Sunumun ardından Prof. Dr. Filiz Yenişehirlioğlu’na teşekkür plaketi, Bolu Valisi Abdulaziz Aydın tarafından verildi.
Törenden notlar
Halk Müziği Topluluğu tarafından icra edilen Bolu türküleri dinletisi, büyük beğeni topladı. Ekibe teşekkür belgeleri, Dörtdivan Belediye Başkanı Hamza Efe tarafından verildi.
“Gelenekten Geleceği BAMER” filmi gösterildi
Bolu’nun sahip olduğu köklü halk kültürünü bilimsel temellerle araştırmak, belgelemek ve bu değerleri ulusal ve uluslararası düzeyde tanıtmak vizyonu ile faaliyetler gerçekleştiren BAMER için hazırlanan “Gelenekten Geleceğe BAMER” tanıtım filmi gösterildi. Filmde; Dr. Öğr. Üyesi Azize Aktaş Yasa, özetle “Bu yolculuk akademik yönünün yanı sıra halk kültürünü sahiplenme ve geleceğe taşımaya yönelik bir çaba olmuştur. Sempozyumlarımızın amacı, BAMER öncülüğünde üniversite, kamu, yerel yönetimler, sektör ve sivil toplum örgütlerinin iş birliğini sağlamak, yapılacak sempozyumlarda sunulan bildirilerin ve yapılacak atölye çalışmalarının kayıt altına alınması ile her bir ilçe için bir arşiv oluşturmak, üniversite ile halkı buluşturmak, ilimizin ve ilçelerimizin sahip olduğu potansiyeli ortaya koymak, kültürel değerlerimizi ve doğal zenginliklerimizi halkımıza ve özellikle giderek kendi öz kültüründen uzaklaşan, yabancılaşan gençlerimize tanıtmak ve sevdirmektir. Bunların korunması, yaşatılması ve gelecek kuşaklara aktarılması konusunda hassasiyeti artırmaktır. Üniversitemizin Bolu ve ilçeleri hakkında yaptığı araştırmaların sonuçlarını ilim aleminin istifadesine sunmaktır.” ifadelerini kullandı.
Filmin hazırlanmasında emekleri olan Üniversitemiz İletişim Atölyesi ekibi adına Öğr. Gör. Bahar Akbulak ve öğrencimiz Racem Abed’e teşekkür belgeleri, Göynük Belediye Başkanı Ali Oral tarafından verildi.

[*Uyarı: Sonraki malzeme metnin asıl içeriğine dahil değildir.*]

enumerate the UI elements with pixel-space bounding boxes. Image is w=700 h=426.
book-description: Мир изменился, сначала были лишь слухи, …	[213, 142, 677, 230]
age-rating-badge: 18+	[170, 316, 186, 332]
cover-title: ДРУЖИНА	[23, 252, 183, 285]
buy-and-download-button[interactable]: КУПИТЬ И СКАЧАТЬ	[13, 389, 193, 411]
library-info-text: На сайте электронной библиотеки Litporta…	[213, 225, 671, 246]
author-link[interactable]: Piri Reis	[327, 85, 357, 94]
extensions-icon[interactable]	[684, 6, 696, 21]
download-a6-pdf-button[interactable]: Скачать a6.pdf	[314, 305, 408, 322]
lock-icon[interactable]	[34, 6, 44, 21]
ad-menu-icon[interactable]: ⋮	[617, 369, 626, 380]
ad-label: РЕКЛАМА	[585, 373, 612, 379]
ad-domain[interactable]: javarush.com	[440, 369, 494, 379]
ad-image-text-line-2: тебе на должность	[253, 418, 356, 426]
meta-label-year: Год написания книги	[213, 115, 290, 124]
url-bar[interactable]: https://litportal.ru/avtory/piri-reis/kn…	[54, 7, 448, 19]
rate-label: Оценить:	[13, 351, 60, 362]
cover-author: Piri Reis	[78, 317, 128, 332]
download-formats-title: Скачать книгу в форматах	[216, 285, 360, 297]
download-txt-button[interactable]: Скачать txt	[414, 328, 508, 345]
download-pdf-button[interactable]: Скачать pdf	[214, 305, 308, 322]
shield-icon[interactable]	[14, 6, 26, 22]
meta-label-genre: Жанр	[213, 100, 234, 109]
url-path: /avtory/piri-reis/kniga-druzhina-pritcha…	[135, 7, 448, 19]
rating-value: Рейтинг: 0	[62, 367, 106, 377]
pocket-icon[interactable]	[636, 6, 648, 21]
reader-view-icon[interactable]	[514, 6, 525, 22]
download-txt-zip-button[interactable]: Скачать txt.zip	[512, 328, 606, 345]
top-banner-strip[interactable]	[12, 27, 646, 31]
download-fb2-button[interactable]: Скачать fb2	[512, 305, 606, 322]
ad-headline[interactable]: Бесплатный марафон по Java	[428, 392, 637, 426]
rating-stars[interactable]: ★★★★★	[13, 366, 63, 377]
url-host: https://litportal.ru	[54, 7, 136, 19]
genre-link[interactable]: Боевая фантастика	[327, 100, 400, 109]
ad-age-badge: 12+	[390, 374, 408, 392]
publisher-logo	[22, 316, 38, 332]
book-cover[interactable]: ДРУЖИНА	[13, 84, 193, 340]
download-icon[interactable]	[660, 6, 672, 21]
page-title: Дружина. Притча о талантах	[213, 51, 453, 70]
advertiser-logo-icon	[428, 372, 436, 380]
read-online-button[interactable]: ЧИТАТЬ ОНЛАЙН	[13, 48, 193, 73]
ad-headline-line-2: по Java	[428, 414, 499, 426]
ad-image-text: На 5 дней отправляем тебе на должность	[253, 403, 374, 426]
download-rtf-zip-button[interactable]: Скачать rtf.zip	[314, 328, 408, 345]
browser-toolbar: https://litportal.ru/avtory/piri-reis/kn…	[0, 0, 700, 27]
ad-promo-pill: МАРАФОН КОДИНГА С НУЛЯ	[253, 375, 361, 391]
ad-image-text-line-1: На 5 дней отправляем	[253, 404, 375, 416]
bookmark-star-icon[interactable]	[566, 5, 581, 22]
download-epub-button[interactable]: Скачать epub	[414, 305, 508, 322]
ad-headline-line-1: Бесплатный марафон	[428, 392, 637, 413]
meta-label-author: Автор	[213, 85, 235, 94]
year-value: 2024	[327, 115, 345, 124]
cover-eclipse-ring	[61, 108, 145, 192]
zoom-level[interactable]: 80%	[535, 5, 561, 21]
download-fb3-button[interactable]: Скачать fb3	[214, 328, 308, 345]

Şed Kuşanma Töreni canlandırıldı
Ahilik geleneğinde çıraklık ve kalfalığın ardından ustalığa geçişi simgeleyen Şed Kuşanma Töreni gerçekleştirildi. Mesleki bir yeterlilik kazanımını değil, aynı zamanda ahlaki olgunluk, sorumluluk ve topluma hizmet etme bilincini temsil eden bu önemli geleneğimizi, Mudurnu Müftülüğü’nde görev yapan imamlar başarıyla canlandırdı. Teşekkür belgeleri, Mudurnu Belediye Başkanı Doğan Onurlu ve Gerede Belediye Başkanı Mustafa Allar tarafından verildi.
Halk oyunları gösterisi büyük beğeni topladı
Öğr. Gör. Sıdıka Kilitçi yönetimindeki halk oyunları gösterisi büyük beğeni topladı. Kilitçi’ye teşekkür belgesi, Rektör Yardımcısı Prof. Dr. Samettin Gündüz tarafından verildi.
“Bolu’dan Esintiler” defilesi sergilendi
8 ilçenin yerel kıyafetlerinden oluşan Bolu’dan Esintiler defilesi sergilendi. Sergi koordinatörleri Dr. Öğr. Üyesi Filiz Yıldız ve Öğr. Gör. Zeynep Mühürcüoğlu’na teşekkür belgeleri, BAMER Müdürü Dr. Öğr. Üyesi Azize Aktaş Yasa tarafından verildi.
Hatıra fotoğrafları çekildi. Bolu Araştırmaları ve Halk Kültürü Sempozyumu’nun açılış programı, yöresel tatlar ve fuaye alanında açılan stant ziyaretlerinin ardından sona erdi.